Background Facts and Future Plans

In this post I want to give some background information about the Experimental Gameplay Project February entry “Infinite Floating Islands“. These will cover some of the unrealized ideas and features of the game and some technical background. Additionally I will sketch some possible future plans what to do with my proof of concept.

The basic idea

The idea to make a 1,5D sidescrolling game for the infinite game world theme came quite early. I thought more about technical limitations of an infinite game world than game mechanics in the first place, so a 1D approach where the player only can travel left and right seemed appropriate.

First mockup of the game.

I had a very clear idea how to implement storage of the world data to make a persistent game world. This was supposed to be procedural seed-based with an additional data structure for the actual state of the world. The sketch for the save looked like that:

global_seed
list_of_islands: (local_seed, id, global_x, local_x, y)

The coordinates should be saved for faster access in minimap creation. Every other attribute of the islands could be re-generated based on the seed with the island’s seed saved for faster processing. Unfortunately I didn’t manage to implement any saving of the world data within the week of the challenge.

Missing features

Aside from saving the world there were some other things I initially planned to implement during the development week. The most important one would have been some sort of local biomes so that the player would reach different areas while travelling. These areas would have a different randomized setting for the procedural world and island generation with alternating sets of sprites and background colours. I think this would have made the exploration way more interesting.

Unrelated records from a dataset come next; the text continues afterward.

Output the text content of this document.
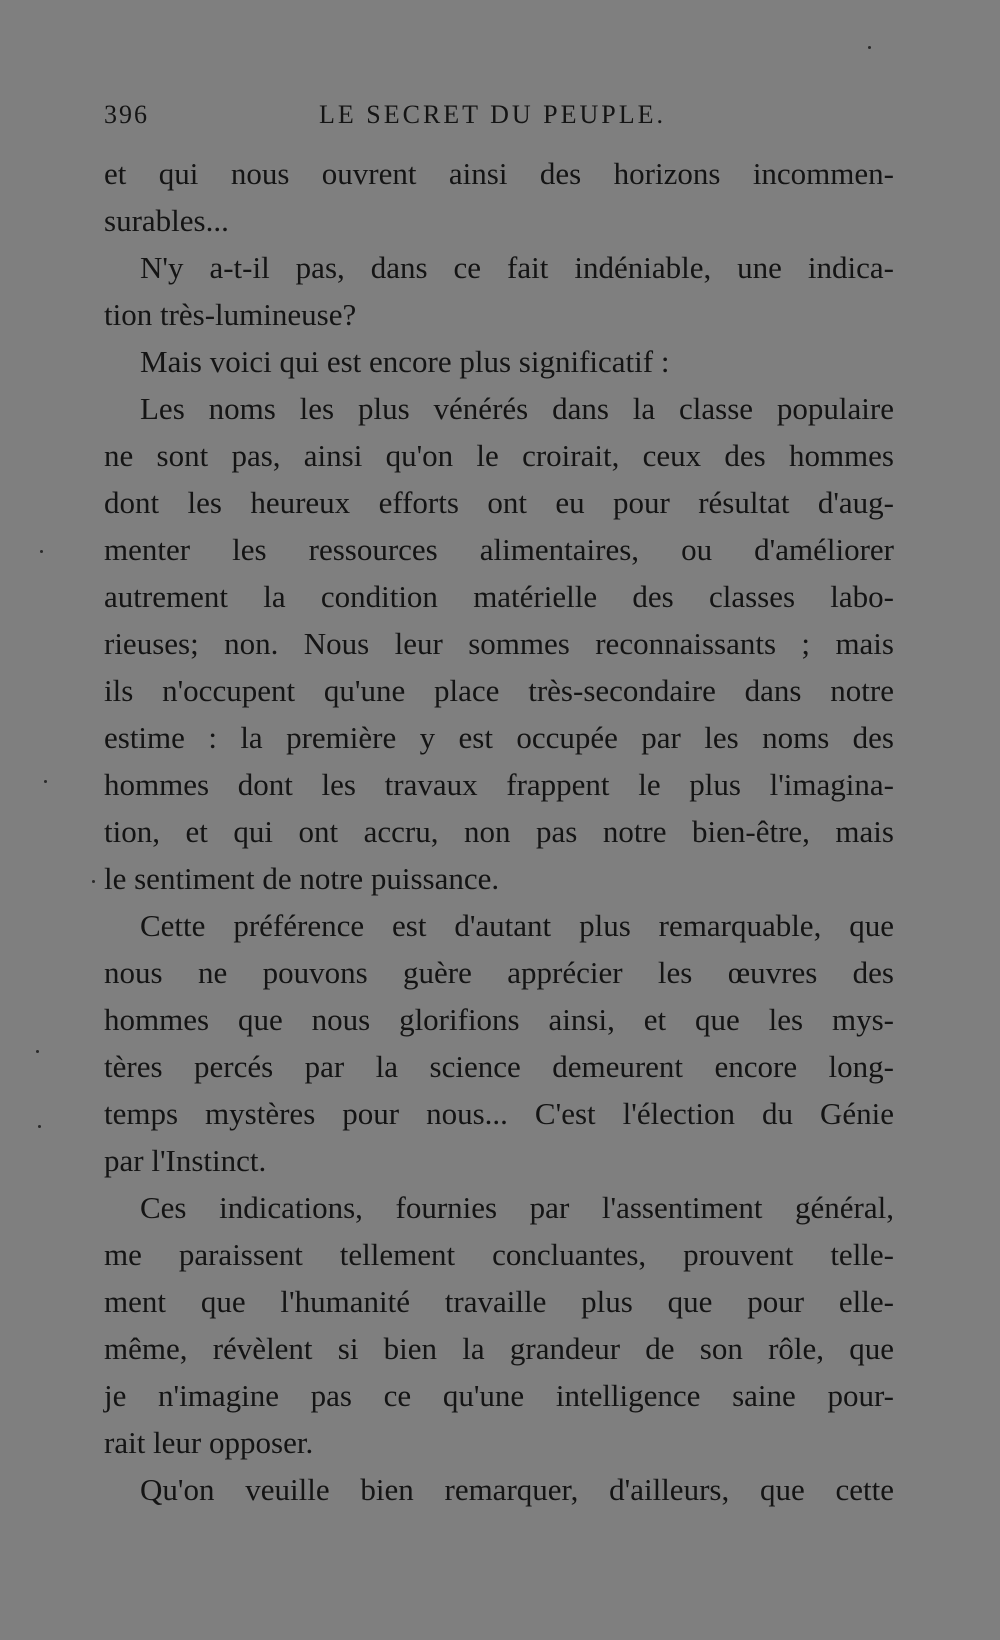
396	LE SECRET DU PEUPLE.
et qui nous ouvrent ainsi des horizons incommen-
surables...
N'y a-t-il pas, dans ce fait indéniable, une indica-
tion très-lumineuse?
Mais voici qui est encore plus significatif :
Les noms les plus vénérés dans la classe populaire
ne sont pas, ainsi qu'on le croirait, ceux des hommes
dont les heureux efforts ont eu pour résultat d'aug-
menter les ressources alimentaires, ou d'améliorer
autrement la condition matérielle des classes labo-
rieuses; non. Nous leur sommes reconnaissants ; mais
ils n'occupent qu'une place très-secondaire dans notre
estime : la première y est occupée par les noms des
hommes dont les travaux frappent le plus l'imagina-
tion, et qui ont accru, non pas notre bien-être, mais
le sentiment de notre puissance.
Cette préférence est d'autant plus remarquable, que
nous ne pouvons guère apprécier les œuvres des
hommes que nous glorifions ainsi, et que les mys-
tères percés par la science demeurent encore long-
temps mystères pour nous... C'est l'élection du Génie
par l'Instinct.
Ces indications, fournies par l'assentiment général,
me paraissent tellement concluantes, prouvent telle-
ment que l'humanité travaille plus que pour elle-
même, révèlent si bien la grandeur de son rôle, que
je n'imagine pas ce qu'une intelligence saine pour-
rait leur opposer.
Qu'on veuille bien remarquer, d'ailleurs, que cette
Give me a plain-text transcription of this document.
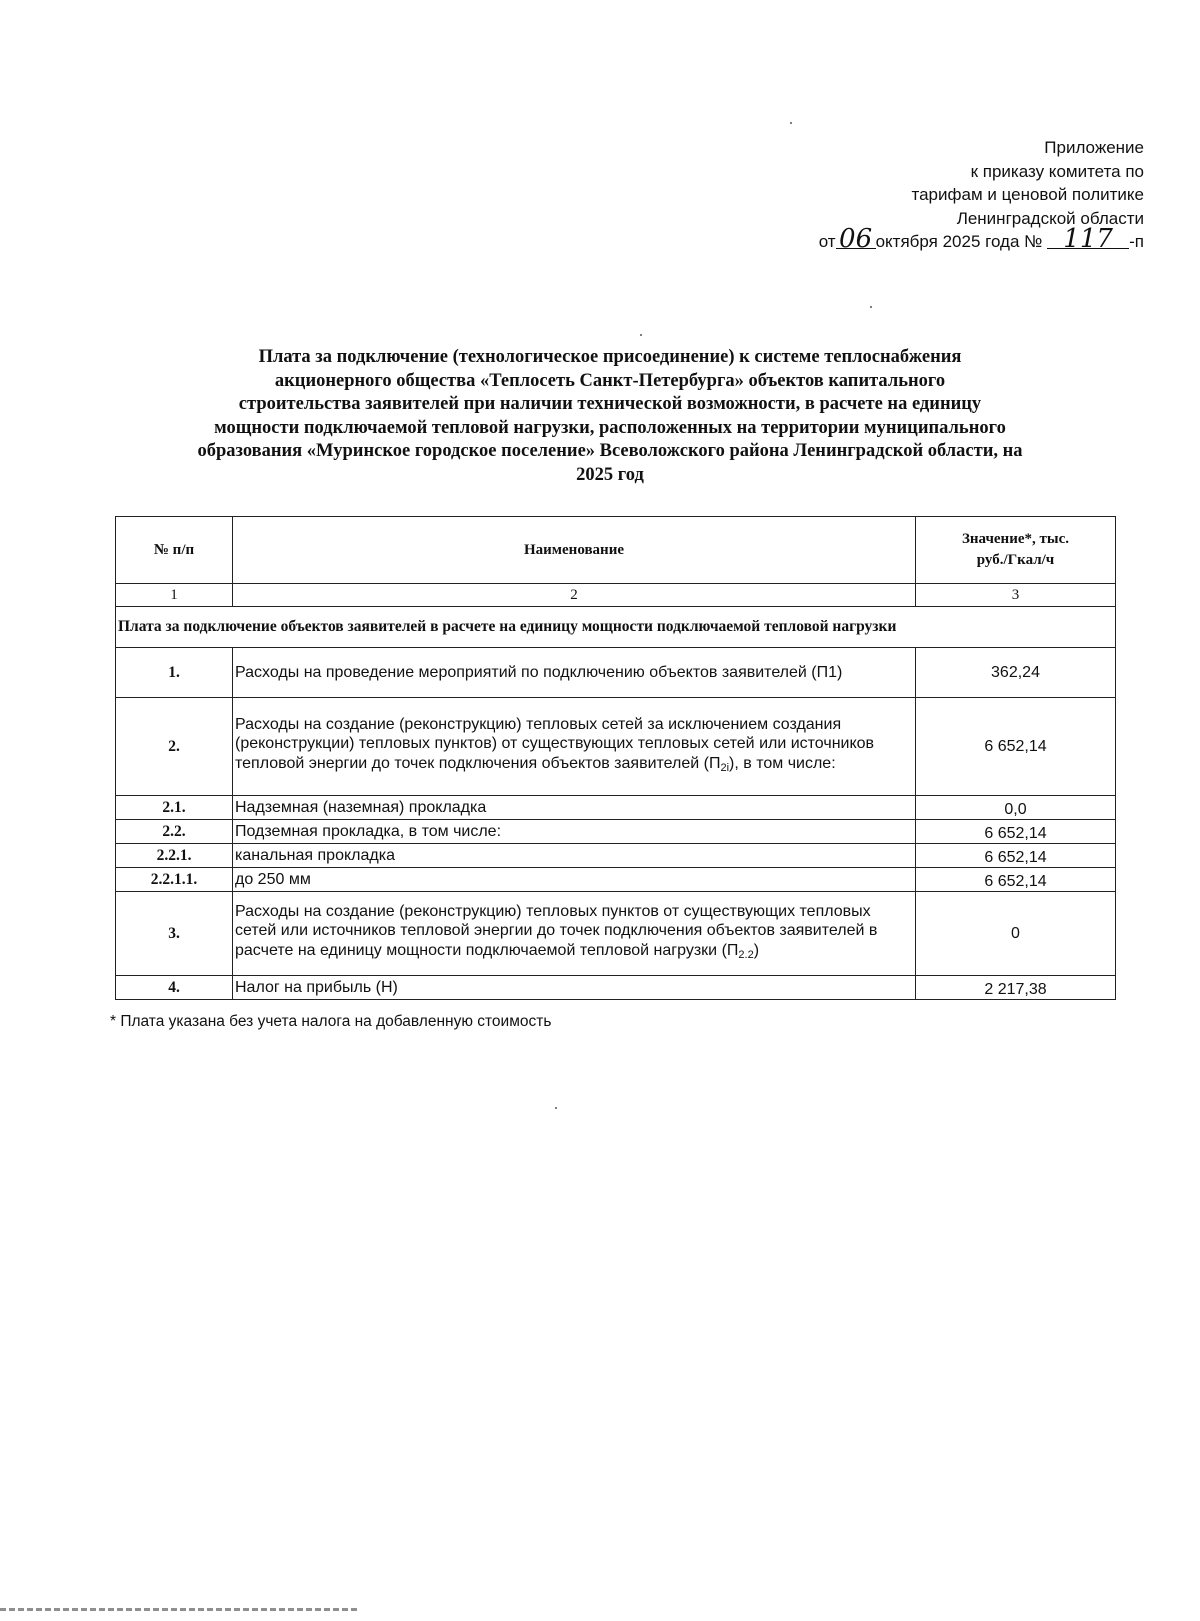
Приложение
к приказу комитета по
тарифам и ценовой политике
Ленинградской области
от 06 октября 2025 года № 117 -п
Плата за подключение (технологическое присоединение) к системе теплоснабжения
акционерного общества «Теплосеть Санкт-Петербурга» объектов капитального
строительства заявителей при наличии технической возможности, в расчете на единицу
мощности подключаемой тепловой нагрузки, расположенных на территории муниципального
образования «Муринское городское поселение» Всеволожского района Ленинградской области, на
2025 год
№ п/п	Наименование	Значение*, тыс.
руб./Гкал/ч
1	2	3
Плата за подключение объектов заявителей в расчете на единицу мощности подключаемой тепловой нагрузки		
1.	Расходы на проведение мероприятий по подключению объектов заявителей (П1)	362,24
2.	Расходы на создание (реконструкцию) тепловых сетей за исключением создания (реконструкции) тепловых пунктов) от существующих тепловых сетей или источников тепловой энергии до точек подключения объектов заявителей $(П_{2i})$, в том числе:	6 652,14
2.1.	Надземная (наземная) прокладка	0,0
2.2.	Подземная прокладка, в том числе:	6 652,14
2.2.1.	канальная прокладка	6 652,14
2.2.1.1.	до 250 мм	6 652,14
3.	Расходы на создание (реконструкцию) тепловых пунктов от существующих тепловых сетей или источников тепловой энергии до точек подключения объектов заявителей в расчете на единицу мощности подключаемой тепловой нагрузки $(П_{2.2})$	0
4.	Налог на прибыль (Н)	2 217,38
* Плата указана без учета налога на добавленную стоимость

Additional missing features are more of a visual nature. One should have been an open cable car to travel, similar to the one on the mockup above.

Future features

Thinking about expanding the game idea I have some more features in mind to make this into a real game.

  • Dungeon exploration (one or more persistent dungeons/caves can be found on the island)
  • Warring NPC faction which the player can help or sabotage
  • Economy
  • Resources becoming more and more sparse the further the player travels
  • Skill-based RPG on the player’s character with three different win conditions for the game (master huckster, master archaeologist, master schemer)
  • No direct fighting

Reception of the prototype

At the time writing this there have been 55 downloads of the game archive. I didn’t get any direct feedback by now but this number is quite impressive for my personal context. For me personally this one week challenge was a great experience about how far I can come within these constraints. So I’m quite motivated to expand this game idea which brings me to the final part of this post.

Next steps

Admittedly the actual release of the game prototype is quite buggy. I plan to remove the bugs which mainly were caused by dirty coding under time pressure. Additionally I’d like to add distinct areas the player can reach while travelling. This improved version I would like to post to a broader audience for some feedback (TIGsource forums for example).

At least this bug is already sorted out.

Let’s see what will evolve from the Infinite Floating Islands.

Infinite Floating Islands

And it is finished!

After a week of regular evening game development, my entry for the experimental gameplay project’s February challenge is finished. You can download a windows executable here (Unzip and start ‘island.exe’):

Infinite Floating Islands

[Update:] Here you can find some background information and future plans for the game. [/Update]

This is rather a proof of concept than a real game, but I am quite happy with the basic concept. There is potential to make more out of it.

When algorithms fail

As you can see on the screenshot below, the first test in creating new islands on the fly caused the connector algorithm to fail hard. It’s to late today to investigate this problem any further. As my personal deadline for this one-week challenge is in 23 hrs and as I am going to sleep now, chances are rather bad to get this game finished as intended. Nevertheless, I will try to fix these issues tomorrow.

The world is shaping up

Worked on visualising the gameworld today, which yesterday only existed as numbers. Also scrolling works now. The two screenshots show the starting point of a world with the first few generated islands. Making additional islands on the fly is not yet triggered but one of the next steps to come. Further steps to implement are a moving player to explore the world and some fancy description texts for the stuff one finds.

On the screenshots you can also find one of the two new npcs I made today as requested by my 2,5 years old daughter. This one is a robot and the other one (not on these screenshots) is supposed to look like a pirate.

Testing the island generator

Finished implementing the island generator, made some assets and built a testing module to view the results. Here are results for four different seeds composed from actual screenshots:

By the way, the island in the middle is the island generated in the last blog post.

Next step is to generate neighboured island and connect them to create a game world.

Generating an Island

Not much to show of yet but there is some progress on the procedural generation of the game world. So far you can put in a seed and with that size as well as buildings, npcs and decorations are generated with their individual type and position on the island. For testing purposes I write some information into the console which looks like this:

Island size: 12
Number of Buildings: 7
Number of NPCs: 1
Number of decorations: 2
Deco type 1 position 1
Building type 3 position 2
Building type 4 position 3
Deco type 3 position 4
Building type 3 position 5
Building type 3 position 6
Building type 2 position 7
Building type 2 position 8
Building type 1 position 9
Npc type 0 position 10

Just noticed I didn’t had two blocks wide buildings in my mind. Looks like I have to put in some additional work for that. Also the randomly generated look of the island’s bottomside is not yet implemented.